Según he podido concluir tras la lectura de este
sorprendente ensayo, el mito nunca admitirá una lectura racional pues esta iría
contra su esencia. Lo que es falso para unos, fruto de la superstición, será
identitario, racial y doméstico, íntimo para otros. La versión científica
deviene en absurda cuando recae en el mito. La versión pupular, sin embargo, se
mueve dentro del mundo paralelo de lo ficcional. Y la ficción le da un valor
añadido diferente.
El mito surge siempre en algún rincón de la realidad
histórica. Francisco de la Vega existió. Pero, a partir de ahí, la narrativa
popular inserta datos por acumulación “ciertos de toda certeza”, mitemas
guardados en el baúl de los recuerdos ancestrales, enriquecimientos de trama y ratificaciones
de veracidad capaces de despistar al más pintado de los investigadores.
En
el caso del hombre pez de Liérganes, estos entraron al trapo de la impostura
mitológica y escribieron ríos de tinta sobre la verosimilitud del relato, sin
percatarse de que la distancia que separa la realidad de la ficción es cósmica.

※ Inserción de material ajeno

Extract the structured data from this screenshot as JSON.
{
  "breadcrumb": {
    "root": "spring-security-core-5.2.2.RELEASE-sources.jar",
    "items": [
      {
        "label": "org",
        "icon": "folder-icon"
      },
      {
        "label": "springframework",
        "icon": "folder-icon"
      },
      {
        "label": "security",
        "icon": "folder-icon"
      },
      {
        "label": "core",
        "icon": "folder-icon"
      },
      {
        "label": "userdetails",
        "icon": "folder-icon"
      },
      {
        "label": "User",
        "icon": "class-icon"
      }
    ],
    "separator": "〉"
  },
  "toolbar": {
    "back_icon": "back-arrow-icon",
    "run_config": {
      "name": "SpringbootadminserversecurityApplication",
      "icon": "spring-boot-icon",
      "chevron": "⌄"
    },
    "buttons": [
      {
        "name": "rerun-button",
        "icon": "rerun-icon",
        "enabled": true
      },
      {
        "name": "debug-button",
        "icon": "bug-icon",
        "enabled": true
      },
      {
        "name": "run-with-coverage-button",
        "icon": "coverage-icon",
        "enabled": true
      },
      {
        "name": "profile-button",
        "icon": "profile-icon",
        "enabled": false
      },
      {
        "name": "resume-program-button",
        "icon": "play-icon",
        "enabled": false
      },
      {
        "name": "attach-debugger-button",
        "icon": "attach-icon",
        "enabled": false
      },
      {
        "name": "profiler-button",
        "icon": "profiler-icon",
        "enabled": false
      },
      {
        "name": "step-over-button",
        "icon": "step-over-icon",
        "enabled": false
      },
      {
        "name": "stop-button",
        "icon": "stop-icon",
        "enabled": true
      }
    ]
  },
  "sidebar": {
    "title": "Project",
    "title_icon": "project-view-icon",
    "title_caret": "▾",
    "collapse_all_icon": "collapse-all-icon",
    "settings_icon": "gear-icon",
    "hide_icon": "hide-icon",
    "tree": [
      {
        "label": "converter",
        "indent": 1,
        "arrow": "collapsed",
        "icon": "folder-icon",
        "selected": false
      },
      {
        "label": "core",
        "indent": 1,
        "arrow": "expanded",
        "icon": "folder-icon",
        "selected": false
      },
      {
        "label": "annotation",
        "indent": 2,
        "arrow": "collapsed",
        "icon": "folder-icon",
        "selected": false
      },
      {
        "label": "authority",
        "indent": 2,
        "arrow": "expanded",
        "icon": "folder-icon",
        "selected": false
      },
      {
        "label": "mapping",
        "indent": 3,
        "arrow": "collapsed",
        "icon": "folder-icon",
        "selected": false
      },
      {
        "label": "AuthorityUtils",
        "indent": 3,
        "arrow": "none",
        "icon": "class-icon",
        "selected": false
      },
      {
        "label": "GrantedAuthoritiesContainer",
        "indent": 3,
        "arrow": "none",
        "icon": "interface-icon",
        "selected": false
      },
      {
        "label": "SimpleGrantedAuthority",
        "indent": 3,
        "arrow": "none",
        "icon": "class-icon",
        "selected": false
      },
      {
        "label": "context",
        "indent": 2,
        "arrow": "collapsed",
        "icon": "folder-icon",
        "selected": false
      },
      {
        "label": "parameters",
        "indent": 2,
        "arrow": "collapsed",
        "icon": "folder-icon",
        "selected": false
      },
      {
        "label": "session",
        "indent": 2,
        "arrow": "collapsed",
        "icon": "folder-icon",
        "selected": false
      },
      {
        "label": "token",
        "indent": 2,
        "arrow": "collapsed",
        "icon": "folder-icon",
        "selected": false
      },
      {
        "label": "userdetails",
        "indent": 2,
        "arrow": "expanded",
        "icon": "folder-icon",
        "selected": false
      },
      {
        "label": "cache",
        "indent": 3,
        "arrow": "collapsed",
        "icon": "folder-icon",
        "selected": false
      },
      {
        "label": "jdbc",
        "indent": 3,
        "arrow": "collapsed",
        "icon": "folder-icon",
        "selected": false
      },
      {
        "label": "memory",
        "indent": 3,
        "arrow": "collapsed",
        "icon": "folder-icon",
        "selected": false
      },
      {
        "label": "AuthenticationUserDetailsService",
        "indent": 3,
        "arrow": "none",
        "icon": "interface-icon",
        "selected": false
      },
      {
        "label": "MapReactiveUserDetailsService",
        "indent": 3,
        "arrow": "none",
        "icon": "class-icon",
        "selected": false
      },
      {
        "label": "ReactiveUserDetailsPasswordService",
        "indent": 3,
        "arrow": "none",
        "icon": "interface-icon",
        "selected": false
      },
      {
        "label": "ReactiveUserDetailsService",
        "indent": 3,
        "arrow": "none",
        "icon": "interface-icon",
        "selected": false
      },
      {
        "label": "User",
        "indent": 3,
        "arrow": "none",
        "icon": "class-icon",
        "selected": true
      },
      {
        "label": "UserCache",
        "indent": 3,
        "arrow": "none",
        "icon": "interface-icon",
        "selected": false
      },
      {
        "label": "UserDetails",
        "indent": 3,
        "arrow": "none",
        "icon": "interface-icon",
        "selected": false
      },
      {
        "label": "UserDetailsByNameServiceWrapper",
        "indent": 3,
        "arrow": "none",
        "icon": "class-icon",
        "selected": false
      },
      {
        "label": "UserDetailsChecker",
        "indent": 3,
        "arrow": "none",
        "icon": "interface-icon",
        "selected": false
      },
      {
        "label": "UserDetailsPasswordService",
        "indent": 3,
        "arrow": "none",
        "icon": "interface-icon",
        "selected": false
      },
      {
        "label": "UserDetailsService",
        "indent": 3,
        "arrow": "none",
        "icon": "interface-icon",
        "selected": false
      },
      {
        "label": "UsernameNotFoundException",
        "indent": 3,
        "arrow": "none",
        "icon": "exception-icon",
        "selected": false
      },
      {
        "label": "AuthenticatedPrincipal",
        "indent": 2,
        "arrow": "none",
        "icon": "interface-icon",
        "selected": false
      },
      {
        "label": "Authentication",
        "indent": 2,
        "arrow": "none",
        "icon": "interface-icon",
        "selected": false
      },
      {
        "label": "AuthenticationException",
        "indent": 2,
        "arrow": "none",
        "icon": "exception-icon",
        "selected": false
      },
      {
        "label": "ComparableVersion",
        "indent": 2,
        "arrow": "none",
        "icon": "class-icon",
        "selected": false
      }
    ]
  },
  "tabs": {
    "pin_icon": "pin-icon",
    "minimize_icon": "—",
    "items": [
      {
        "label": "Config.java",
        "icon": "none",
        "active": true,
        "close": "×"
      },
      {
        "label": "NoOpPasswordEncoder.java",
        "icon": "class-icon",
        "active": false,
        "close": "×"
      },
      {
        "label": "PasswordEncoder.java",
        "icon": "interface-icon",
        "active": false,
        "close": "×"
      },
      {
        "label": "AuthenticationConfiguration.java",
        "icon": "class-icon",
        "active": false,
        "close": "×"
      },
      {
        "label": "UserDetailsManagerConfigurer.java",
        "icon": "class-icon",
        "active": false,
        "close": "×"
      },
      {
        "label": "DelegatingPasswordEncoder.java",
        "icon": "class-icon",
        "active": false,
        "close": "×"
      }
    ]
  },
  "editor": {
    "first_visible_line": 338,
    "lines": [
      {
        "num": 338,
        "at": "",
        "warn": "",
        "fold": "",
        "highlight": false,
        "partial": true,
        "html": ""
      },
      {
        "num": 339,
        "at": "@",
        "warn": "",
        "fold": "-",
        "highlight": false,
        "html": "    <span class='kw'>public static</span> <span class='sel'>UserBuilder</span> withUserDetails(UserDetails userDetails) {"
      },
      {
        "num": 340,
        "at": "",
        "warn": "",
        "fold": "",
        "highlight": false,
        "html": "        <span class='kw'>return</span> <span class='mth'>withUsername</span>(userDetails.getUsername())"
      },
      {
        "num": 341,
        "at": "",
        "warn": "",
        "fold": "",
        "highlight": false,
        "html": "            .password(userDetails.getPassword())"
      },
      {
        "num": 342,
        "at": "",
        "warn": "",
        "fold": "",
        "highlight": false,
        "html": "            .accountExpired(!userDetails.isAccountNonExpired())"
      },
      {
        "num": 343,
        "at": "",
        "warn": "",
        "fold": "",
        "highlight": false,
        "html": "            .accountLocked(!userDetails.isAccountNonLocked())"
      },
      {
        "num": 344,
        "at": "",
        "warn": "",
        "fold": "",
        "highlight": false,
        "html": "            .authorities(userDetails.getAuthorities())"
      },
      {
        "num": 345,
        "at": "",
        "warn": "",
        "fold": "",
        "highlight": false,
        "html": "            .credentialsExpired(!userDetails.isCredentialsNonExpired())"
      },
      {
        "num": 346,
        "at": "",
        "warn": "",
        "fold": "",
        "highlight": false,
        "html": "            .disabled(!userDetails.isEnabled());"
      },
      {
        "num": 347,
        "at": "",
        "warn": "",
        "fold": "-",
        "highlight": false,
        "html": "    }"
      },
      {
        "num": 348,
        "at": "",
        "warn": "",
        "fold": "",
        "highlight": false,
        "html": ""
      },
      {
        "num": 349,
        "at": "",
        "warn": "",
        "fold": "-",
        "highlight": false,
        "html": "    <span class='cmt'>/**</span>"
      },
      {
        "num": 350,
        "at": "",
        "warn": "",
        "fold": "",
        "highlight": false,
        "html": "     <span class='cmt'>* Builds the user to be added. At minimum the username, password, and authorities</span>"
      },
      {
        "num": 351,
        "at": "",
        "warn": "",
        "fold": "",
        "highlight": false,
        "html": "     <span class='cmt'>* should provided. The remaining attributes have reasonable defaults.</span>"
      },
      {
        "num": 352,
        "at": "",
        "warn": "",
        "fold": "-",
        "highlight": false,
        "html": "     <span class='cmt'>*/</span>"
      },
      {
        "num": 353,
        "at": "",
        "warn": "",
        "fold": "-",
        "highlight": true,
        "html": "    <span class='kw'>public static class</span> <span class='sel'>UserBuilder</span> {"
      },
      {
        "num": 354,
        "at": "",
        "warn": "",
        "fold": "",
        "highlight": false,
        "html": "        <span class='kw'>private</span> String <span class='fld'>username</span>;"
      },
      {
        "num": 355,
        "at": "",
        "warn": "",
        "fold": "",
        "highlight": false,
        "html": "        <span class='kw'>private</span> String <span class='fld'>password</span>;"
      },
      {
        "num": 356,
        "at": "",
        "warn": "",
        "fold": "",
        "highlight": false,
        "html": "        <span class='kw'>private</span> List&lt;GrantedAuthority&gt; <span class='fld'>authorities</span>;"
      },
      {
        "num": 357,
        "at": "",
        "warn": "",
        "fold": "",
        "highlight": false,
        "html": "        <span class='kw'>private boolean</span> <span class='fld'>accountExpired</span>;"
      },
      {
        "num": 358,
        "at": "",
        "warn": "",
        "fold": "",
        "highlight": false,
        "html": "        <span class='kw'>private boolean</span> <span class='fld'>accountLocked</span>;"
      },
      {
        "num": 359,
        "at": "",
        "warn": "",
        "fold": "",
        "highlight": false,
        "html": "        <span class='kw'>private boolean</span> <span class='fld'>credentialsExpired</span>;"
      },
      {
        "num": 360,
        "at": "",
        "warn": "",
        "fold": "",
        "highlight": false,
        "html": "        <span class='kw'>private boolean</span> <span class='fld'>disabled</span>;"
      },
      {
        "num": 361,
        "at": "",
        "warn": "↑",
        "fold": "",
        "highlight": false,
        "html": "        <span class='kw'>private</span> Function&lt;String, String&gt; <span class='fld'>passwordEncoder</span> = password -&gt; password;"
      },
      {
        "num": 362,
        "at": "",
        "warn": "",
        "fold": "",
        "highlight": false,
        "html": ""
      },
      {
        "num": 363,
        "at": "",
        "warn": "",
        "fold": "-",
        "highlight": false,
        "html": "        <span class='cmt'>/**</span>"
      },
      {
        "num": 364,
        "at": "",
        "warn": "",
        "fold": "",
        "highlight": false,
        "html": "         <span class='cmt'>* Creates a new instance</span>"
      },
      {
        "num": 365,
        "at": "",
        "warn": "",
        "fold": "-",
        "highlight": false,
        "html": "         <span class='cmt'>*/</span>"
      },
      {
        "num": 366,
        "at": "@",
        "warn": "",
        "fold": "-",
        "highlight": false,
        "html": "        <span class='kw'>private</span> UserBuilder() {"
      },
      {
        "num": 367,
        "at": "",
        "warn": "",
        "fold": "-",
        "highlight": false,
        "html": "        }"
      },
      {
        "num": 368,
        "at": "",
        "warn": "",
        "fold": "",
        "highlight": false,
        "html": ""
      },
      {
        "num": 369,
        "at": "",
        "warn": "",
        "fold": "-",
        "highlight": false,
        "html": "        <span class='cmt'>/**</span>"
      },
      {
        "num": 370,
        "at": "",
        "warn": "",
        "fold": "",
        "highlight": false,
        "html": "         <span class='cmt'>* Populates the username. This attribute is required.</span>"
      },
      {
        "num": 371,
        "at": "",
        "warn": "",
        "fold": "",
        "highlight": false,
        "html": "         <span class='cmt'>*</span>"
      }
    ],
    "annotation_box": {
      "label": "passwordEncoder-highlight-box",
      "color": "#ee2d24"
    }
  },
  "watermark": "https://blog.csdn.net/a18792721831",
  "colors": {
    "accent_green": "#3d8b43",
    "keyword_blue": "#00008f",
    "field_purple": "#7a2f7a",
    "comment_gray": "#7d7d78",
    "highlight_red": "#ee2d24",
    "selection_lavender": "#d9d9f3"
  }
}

Los mundos de ambos niveles son paralelos y se tocan sólo en una estrecha playa
de la realidad: la existencia incontestable de Francisco de la Vega.
Ese nivel ficcional es el que constituye el patrimonio
inmaterial de un pueblo. ¿Seremos capaces algún día de valorar la ficción por
lo que vale, por el mundo que recrea, fondo del río cargado de cantos rodados,
de elementos de arrastre?, ¿o tendremos que vivir siempre en torno al
rabia-chincha infantil de “te lo estás inventando”? Y no digo que quien no
acepta el mito tal y como es carezca de imaginación, sino que piensa a un nivel
lógico, mientras que el mito, como la literatura metapoyética que crea los
mitos, lo hace a un nivel ficcional.
Y, desengañémonos, la lógica de la ficción nada tiene que
ver con la lógica científica. La ficción no es un concepto operativo, constatable
e identificable en la realidad. Los mitos, bien lo sabemos, no van a caminar
por la calle, pero existen con toda su plenitud en el mundo ficcional. Y este
ámbito es el que integra el patrimonio inmaterial de un pueblo. ¿Acaso no
existe don Quijote? ¡Tan real es como Miguel de Cervantes, lo juro!